| USAToday
Consumers can find out upfront the cost of most services they buy. Many lawyers charge by the hour, Realtors take a percentage of a house sale, and credit card companies must disclose their rates and fees.
But when the biggest purchase most folks make - a home - is involved, consumers can only guess at the fees they'll pay for a mortgage, appraisal, title insurance and other items needed to finalize a loan. Because of lax federal rules, mortgage lenders, title companies and others involved in the transaction can hide behind "estimates" of fees that can turn out to be hundreds or thousands of dollars higher at settlement.

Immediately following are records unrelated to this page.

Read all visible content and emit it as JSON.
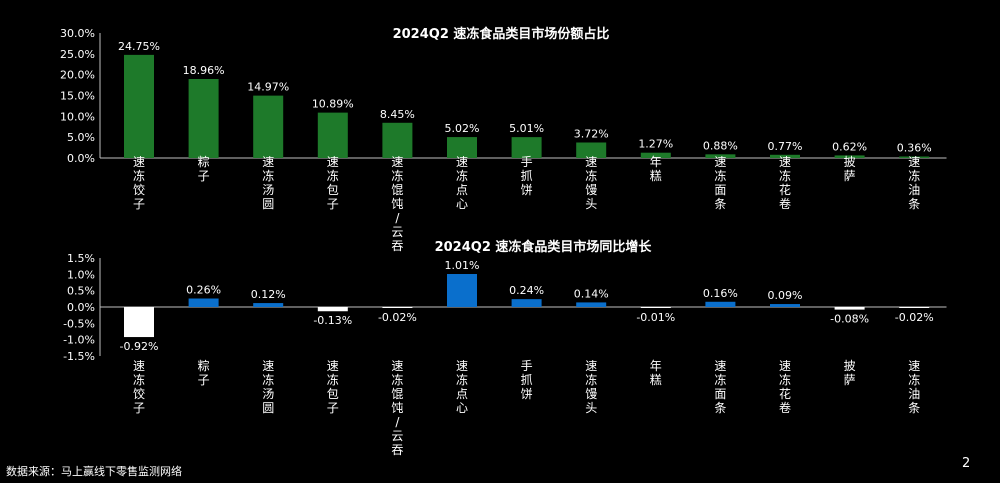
{
  "chart_data": [
    {
      "type": "bar",
      "title": "2024Q2 速冻食品类目市场份额占比",
      "categories": [
        "速冻饺子",
        "粽子",
        "速冻汤圆",
        "速冻包子",
        "速冻馄饨/云吞",
        "速冻点心",
        "手抓饼",
        "速冻馒头",
        "年糕",
        "速冻面条",
        "速冻花卷",
        "披萨",
        "速冻油条"
      ],
      "values": [
        24.75,
        18.96,
        14.97,
        10.89,
        8.45,
        5.02,
        5.01,
        3.72,
        1.27,
        0.88,
        0.77,
        0.62,
        0.36
      ],
      "data_labels": [
        "24.75%",
        "18.96%",
        "14.97%",
        "10.89%",
        "8.45%",
        "5.02%",
        "5.01%",
        "3.72%",
        "1.27%",
        "0.88%",
        "0.77%",
        "0.62%",
        "0.36%"
      ],
      "yticks": [
        "0.0%",
        "5.0%",
        "10.0%",
        "15.0%",
        "20.0%",
        "25.0%",
        "30.0%"
      ],
      "ylim": [
        0,
        30
      ],
      "grid": false,
      "color": "#1e7a2a"
    },
    {
      "type": "bar",
      "title": "2024Q2 速冻食品类目市场同比增长",
      "categories": [
        "速冻饺子",
        "粽子",
        "速冻汤圆",
        "速冻包子",
        "速冻馄饨/云吞",
        "速冻点心",
        "手抓饼",
        "速冻馒头",
        "年糕",
        "速冻面条",
        "速冻花卷",
        "披萨",
        "速冻油条"
      ],
      "values": [
        -0.92,
        0.26,
        0.12,
        -0.13,
        -0.02,
        1.01,
        0.24,
        0.14,
        -0.01,
        0.16,
        0.09,
        -0.08,
        -0.02
      ],
      "data_labels": [
        "-0.92%",
        "0.26%",
        "0.12%",
        "-0.13%",
        "-0.02%",
        "1.01%",
        "0.24%",
        "0.14%",
        "-0.01%",
        "0.16%",
        "0.09%",
        "-0.08%",
        "-0.02%"
      ],
      "yticks": [
        "-1.5%",
        "-1.0%",
        "-0.5%",
        "0.0%",
        "0.5%",
        "1.0%",
        "1.5%"
      ],
      "ylim": [
        -1.5,
        1.5
      ],
      "grid": false,
      "positive_color": "#0a6fcc",
      "negative_color": "#ffffff"
    }
  ],
  "footer": {
    "source": "数据来源：马上赢线下零售监测网络",
    "page_number": "2"
  }
}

In New York, which has strong consumer-protection laws, state regulators collected about $1.8 million in refunds last year for borrowers hit with undisclosed or inflated fees at settlements. Washington state's Division of Consumer Affairs says it gets hundreds of complaints a year about fees exceeding estimates, sometimes in the thousands of dollars. And a 2002 analysis by the U.S. Department of Housing and Urban Development (news - web sites) (HUD) found that "all too often, consumers are surprised at closing" by inflated fees.
That year, HUD proposed reforms designed to put certainty into settlement fees. Under its proposal, lenders would have to honor estimates of closing fees or offer borrowers a guaranteed-fee package. HUD predicted the new system would help millions buying or refinancing homes by spurring competition for lower fees and cutting borrowers' closing costs an average $700.
But this spring, HUD withdrew the reforms after title insurers, appraisers, real estate agents and other industry groups lobbied against major parts of the plan. That prompted calls in Congress to kill it.
Without stronger safeguards, the system is ripe for abuse. Among the problems:
• Lax rules. While a 1974 law requires lenders to provide applicants with "good-faith estimates" of closing costs early in the process, it does not penalize lenders, title companies or settlement agents for failing to honor those estimates. Undisclosed extras for couriers or credit reports and hikes for services, such as title work, sometimes push costs higher, according to news accounts.
•Confusing protections. Borrowers have a legal right to see itemized costs one day before settlement, but some see the final bill only at the settlement table, consumer advocates say. Walking away from a deal then can cost consumers a favorable interest rate or the home they want to purchase.
•Little recourse. Home buyers cannot cancel a loan after the papers are signed. Those who refinance have three days to cancel; if they do, they must start the process again, with no guarantee it will go better.
Some critics of HUD's reforms say guaranteed-fee packages wouldn't tell consumers enough about the services they'd be buying. That ignores the major problem now: Consumers get specific estimates, but providers don't have to stick to them.
Some lenders are acting on their own by offering guaranteed closing-cost packages. Mortgage lender ABN Amro, for one, has offered a "one-fee" plan since 2001, and about 180,000 borrowers have chosen it.
That points the way to voluntary industry reforms. Absent such initiatives, the government needs to insist on the firm fees and full disclosure consumers deserve.